Non ho la pretesa (e manco la competenza) di fare un’analisi politica, storica e umana perché per farlo occorrerebbero una mole di studi sull’epoca vissuta da Castro e sulle molteplici vicissitudini di una rivoluzione, che inevitabilmente porta con sé contraddizioni, fallimenti e successi.
Però ieri mattina alla notizia della scomparsa del lider maximo non ho potuto fare a meno di pensare ad un’assemblea di alcuni anni (forse 10?) fa in cui mi trovai – mio malgrado – a moderare un dibattito con Fulvio Grimaldi, ex giornalista di RAI TRE, che presentava un suo lavoro su Cuba ed il latino-america.

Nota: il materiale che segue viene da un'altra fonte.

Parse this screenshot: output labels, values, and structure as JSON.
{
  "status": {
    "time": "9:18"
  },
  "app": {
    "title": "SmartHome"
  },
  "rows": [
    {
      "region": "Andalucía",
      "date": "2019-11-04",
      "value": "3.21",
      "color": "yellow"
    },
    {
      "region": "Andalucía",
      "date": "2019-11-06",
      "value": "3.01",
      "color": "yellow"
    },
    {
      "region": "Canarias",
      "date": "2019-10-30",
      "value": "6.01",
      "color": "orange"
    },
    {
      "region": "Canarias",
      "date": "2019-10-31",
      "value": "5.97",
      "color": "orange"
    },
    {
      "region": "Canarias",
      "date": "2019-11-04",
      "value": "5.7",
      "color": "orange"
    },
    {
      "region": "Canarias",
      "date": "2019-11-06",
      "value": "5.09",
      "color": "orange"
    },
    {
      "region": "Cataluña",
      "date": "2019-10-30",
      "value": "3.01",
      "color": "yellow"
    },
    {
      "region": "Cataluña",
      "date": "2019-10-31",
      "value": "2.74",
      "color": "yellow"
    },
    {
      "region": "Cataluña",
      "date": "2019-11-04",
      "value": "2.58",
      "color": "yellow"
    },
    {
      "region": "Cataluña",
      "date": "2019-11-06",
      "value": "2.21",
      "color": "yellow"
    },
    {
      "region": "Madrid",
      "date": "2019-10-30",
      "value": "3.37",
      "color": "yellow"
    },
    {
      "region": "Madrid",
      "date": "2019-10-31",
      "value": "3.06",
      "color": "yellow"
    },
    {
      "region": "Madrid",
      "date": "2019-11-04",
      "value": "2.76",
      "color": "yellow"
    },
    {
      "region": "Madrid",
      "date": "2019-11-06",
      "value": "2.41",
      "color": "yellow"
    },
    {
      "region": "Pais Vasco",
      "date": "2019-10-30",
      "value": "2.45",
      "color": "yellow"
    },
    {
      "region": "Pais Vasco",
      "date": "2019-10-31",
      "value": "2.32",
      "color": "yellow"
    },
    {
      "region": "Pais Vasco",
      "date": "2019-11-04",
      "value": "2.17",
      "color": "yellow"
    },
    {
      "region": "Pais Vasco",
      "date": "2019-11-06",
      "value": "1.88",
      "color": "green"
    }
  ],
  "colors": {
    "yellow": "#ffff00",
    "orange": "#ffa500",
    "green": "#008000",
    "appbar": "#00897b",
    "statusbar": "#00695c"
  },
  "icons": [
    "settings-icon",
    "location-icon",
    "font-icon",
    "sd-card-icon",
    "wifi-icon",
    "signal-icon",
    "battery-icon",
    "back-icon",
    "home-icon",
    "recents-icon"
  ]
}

Ricordo una domanda dal pubblico: un dirigente politico locale chiese a Grimaldi cosa potevamo fare noi europei per dare una mano a Cuba in relazione alla situazione democratica del paese e le libertà civili…
Grimaldi in maniera caustica rispose molto semplicemente ” possiamo fare una cosa sola: imparare!”
All’epoca mi sembrò francamente esagerata come affermazione, insomma al netto di ogni ragionamento sulle conquiste sociali della rivoluzione mi sembrava che le libertà democratiche fossero una conquista necessaria per il popolo cubano.
Non so se avesse ragione Grimaldi ma sicuramente oggi come allora credo che sia giusto ricordarsi di considerare i fatti tenendo conto della loro specificità, perché l’errore grosso che si fa quando si parla di Cuba è di fare ragionamenti partendo dalla nostra visione di italiani ed europei. E magari scordandoci della situazione contingente di Cuba e del continente latino-americano.
Per questo alcuni giudizi su Castro di oggi mi sembrano quanto meno banali se non propriamente fuorvianti e privi di senso.
Cuba attraverso la rivoluzione evitò di diventare un protettorato USA su cui alcuni “gentiluomini” avevano già pensato di mettere le mani.
Tutto quello che accade dopo è una diretta conseguenza di quella scelta di affermare un irrinunciabile diritto all’autodeterminazione. A costo dell’embargo statunitense (ancora attivo) e della guerra che il più grande stato avanzato al mondo ha mosso contro la piccola isola caraibica. Tutto questo giustifica una dittatura? Non lo so ma sicuramente giustifica la ribellione e l’impegno per costruire uno stato diverso, fondato sulla giustizia sociale e l’equità.
Non posso fare poi a meno di chiedermi una cosa.
Possiamo definirci così evoluti, liberi e belli dall’alto delle nostre malconce democrazie da poter disquisire di una Cuba che – malgrado tutto – garantisce istruzione, sanità e lavoro a tutti? Io non ne sono così sicuro.
Il baluardo delle liberà occidentali (USA) ha appena incoronato un ricco e potente boss finanziario, pur tra proteste e accuse varie.. Nella Russia liberata dal comunismo Putin domina la scena politica da 15 anni.
Ed anche da noi in Europa… abbiamo le nostre gatte da pelare.
A questo punto volgo nuovamente il pensiero a quella domanda durante quel dibattito e trovo che forse ci sarebbe da riflettere su quella famosa risposta.